Thread: Optimizing joins
I have some simple joins that are taking FOREVER to run - on a couple tables with only maybe a hundred thousand rows. I've done vacuum analyze on the tables but they still seem to take a lot of time. Where should I go first for optimizing my postgres server to handle this better? Are there memory options to increase a buffer in postgres, or are there specific ways to optimize the query itself?
Thanks,
Eric
On Mon, 6 May 2002, Eric Peters wrote: > I have some simple joins that are taking FOREVER to run - on a couple > tables with only maybe a hundred thousand rows. I've done vacuum > analyze on the tables but they still seem to take a lot of time.
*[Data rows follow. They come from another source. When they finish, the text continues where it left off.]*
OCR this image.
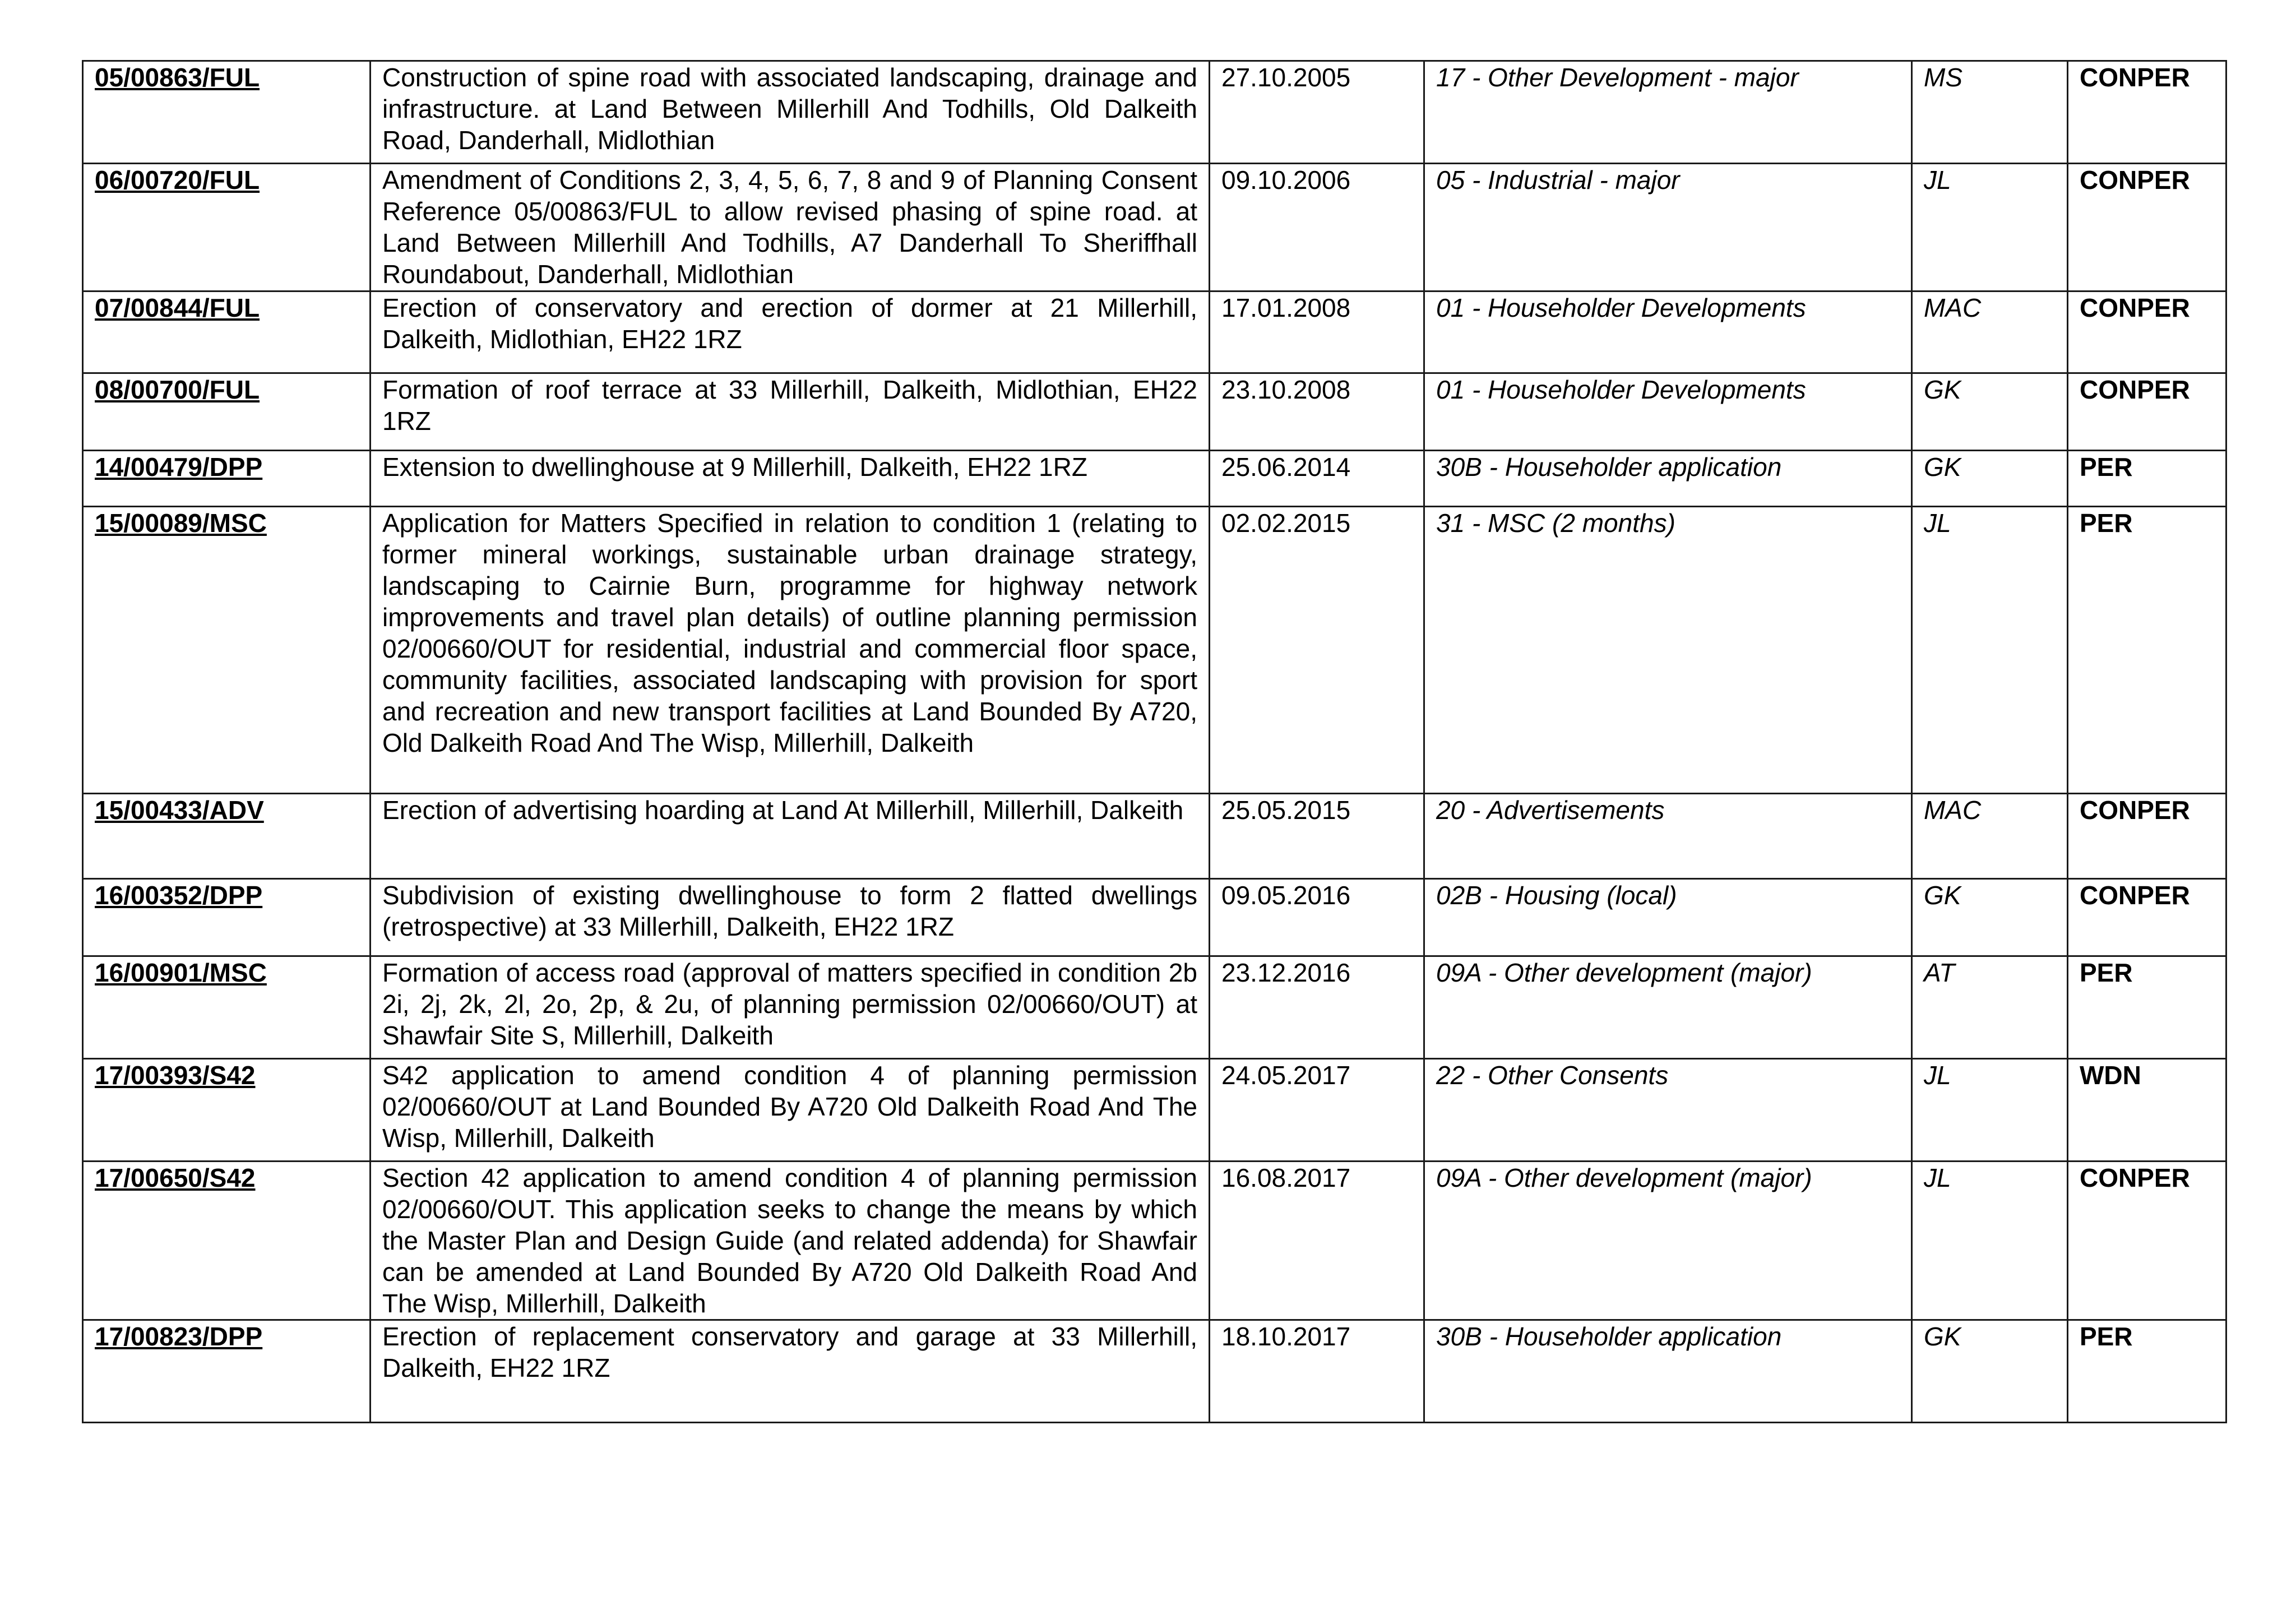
05/00863/FUL	Construction of spine road with associated landscaping, drainage and infrastructure. at Land Between Millerhill And Todhills, Old Dalkeith Road, Danderhall, Midlothian	27.10.2005	17 - Other Development - major	MS	CONPER
06/00720/FUL	Amendment of Conditions 2, 3, 4, 5, 6, 7, 8 and 9 of Planning Consent Reference 05/00863/FUL to allow revised phasing of spine road. at Land Between Millerhill And Todhills, A7 Danderhall To Sheriffhall Roundabout, Danderhall, Midlothian	09.10.2006	05 - Industrial - major	JL	CONPER
07/00844/FUL	Erection of conservatory and erection of dormer at 21 Millerhill, Dalkeith, Midlothian, EH22 1RZ	17.01.2008	01 - Householder Developments	MAC	CONPER
08/00700/FUL	Formation of roof terrace at 33 Millerhill, Dalkeith, Midlothian, EH22 1RZ	23.10.2008	01 - Householder Developments	GK	CONPER
14/00479/DPP	Extension to dwellinghouse at 9 Millerhill, Dalkeith, EH22 1RZ	25.06.2014	30B - Householder application	GK	PER
15/00089/MSC	Application for Matters Specified in relation to condition 1 (relating to former mineral workings, sustainable urban drainage strategy, landscaping to Cairnie Burn, programme for highway network improvements and travel plan details) of outline planning permission 02/00660/OUT for residential, industrial and commercial floor space, community facilities, associated landscaping with provision for sport and recreation and new transport facilities at Land Bounded By A720, Old Dalkeith Road And The Wisp, Millerhill, Dalkeith	02.02.2015	31 - MSC (2 months)	JL	PER
15/00433/ADV	Erection of advertising hoarding at Land At Millerhill, Millerhill, Dalkeith	25.05.2015	20 - Advertisements	MAC	CONPER
16/00352/DPP	Subdivision of existing dwellinghouse to form 2 flatted dwellings (retrospective) at 33 Millerhill, Dalkeith, EH22 1RZ	09.05.2016	02B - Housing (local)	GK	CONPER
16/00901/MSC	Formation of access road (approval of matters specified in condition 2b 2i, 2j, 2k, 2l, 2o, 2p, & 2u, of planning permission 02/00660/OUT) at Shawfair Site S, Millerhill, Dalkeith	23.12.2016	09A - Other development (major)	AT	PER
17/00393/S42	S42 application to amend condition 4 of planning permission 02/00660/OUT at Land Bounded By A720 Old Dalkeith Road And The Wisp, Millerhill, Dalkeith	24.05.2017	22 - Other Consents	JL	WDN
17/00650/S42	Section 42 application to amend condition 4 of planning permission 02/00660/OUT. This application seeks to change the means by which the Master Plan and Design Guide (and related addenda) for Shawfair can be amended at Land Bounded By A720 Old Dalkeith Road And The Wisp, Millerhill, Dalkeith	16.08.2017	09A - Other development (major)	JL	CONPER
17/00823/DPP	Erection of replacement conservatory and garage at 33 Millerhill, Dalkeith, EH22 1RZ	18.10.2017	30B - Householder application	GK	PER
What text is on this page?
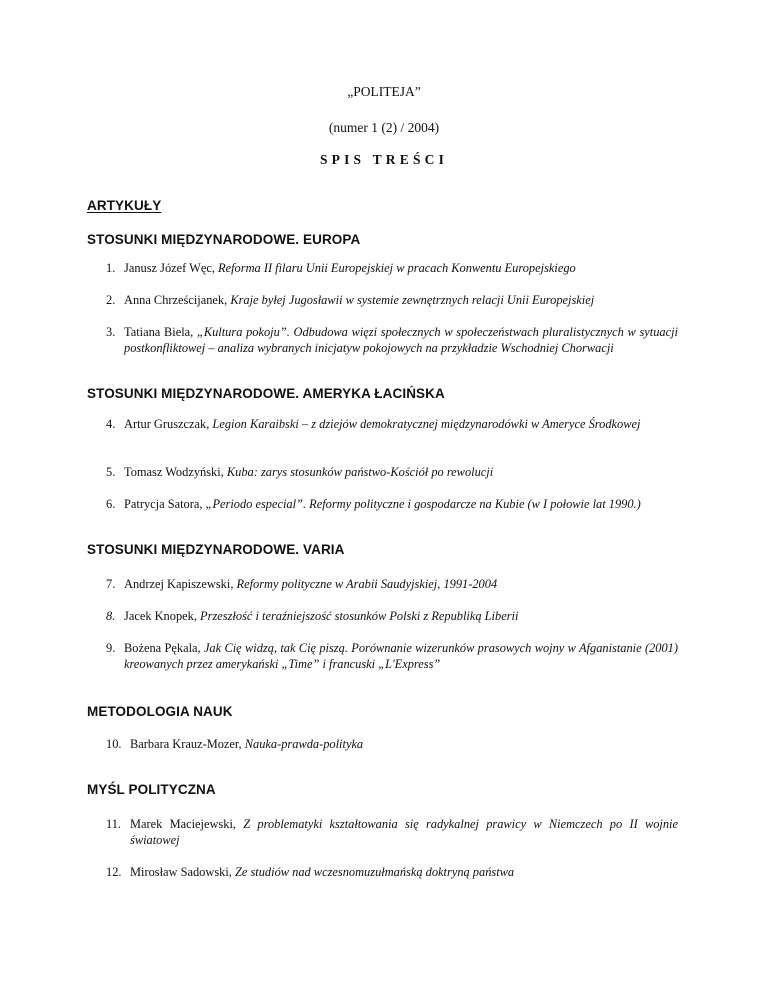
„POLITEJA”
(numer 1 (2) / 2004)
SPIS TREŚCI
ARTYKUŁY
STOSUNKI MIĘDZYNARODOWE. EUROPA
1. Janusz Józef Węc, Reforma II filaru Unii Europejskiej w pracach Konwentu Europejskiego
2. Anna Chrześcijanek, Kraje byłej Jugosławii w systemie zewnętrznych relacji Unii Europejskiej
3. Tatiana Biela, „Kultura pokoju”. Odbudowa więzi społecznych w społeczeństwach pluralistycznych w sytuacji postkonfliktowej – analiza wybranych inicjatyw pokojowych na przykładzie Wschodniej Chorwacji
STOSUNKI MIĘDZYNARODOWE. AMERYKA ŁACIŃSKA
4. Artur Gruszczak, Legion Karaibski – z dziejów demokratycznej międzynarodówki w Ameryce Środkowej
5. Tomasz Wodzyński, Kuba: zarys stosunków państwo-Kościół po rewolucji
6. Patrycja Satora, „Periodo especial”. Reformy polityczne i gospodarcze na Kubie (w I połowie lat 1990.)
STOSUNKI MIĘDZYNARODOWE. VARIA
7. Andrzej Kapiszewski, Reformy polityczne w Arabii Saudyjskiej, 1991-2004
8. Jacek Knopek, Przeszłość i teraźniejszość stosunków Polski z Republiką Liberii
9. Bożena Pękala, Jak Cię widzą, tak Cię piszą. Porównanie wizerunków prasowych wojny w Afganistanie (2001) kreowanych przez amerykański „Time” i francuski „L'Express”
METODOLOGIA NAUK
10. Barbara Krauz-Mozer, Nauka-prawda-polityka
MYŚL POLITYCZNA
11. Marek Maciejewski, Z problematyki kształtowania się radykalnej prawicy w Niemczech po II wojnie światowej
12. Mirosław Sadowski, Ze studiów nad wczesnomuzułmańską doktryną państwa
Where > should I go first for optimizing my postgres server to handle this > better? Are there memory options to increase a buffer in postgres, or > are there specific ways to optimize the query itself? Two things: 1: use explain to see what's taking so long. 2: create indexes on the fields being used to join the tables. If both of those are done, and the indexes are being used, then you can increase memory buffers, but your kernel has to know how to hand out more shared memory to postgresql or postgresql will fail to start. If the indexes are NOT being used after an analyze, then you can alter the numbers the postgresql server uses when deciding on the "cost" of different options. random_page_cost cpu_tuple_cost cpu_index_tuple_cost cpu_operator_cost are the options. Use show <setting> to see what it's set to, set <setting>=number to set them. Turning down the cpu_index_tuple_cost and the random_page_cost favors indexes, turning down cpu_operator_cost favors sequential scans. If explain shows your planner using a hashjoin, try set enable_hashjoin = off and see if it runs faster. Near as I can tell, hash joins are just plain slow on postgresql compared to almost any other option.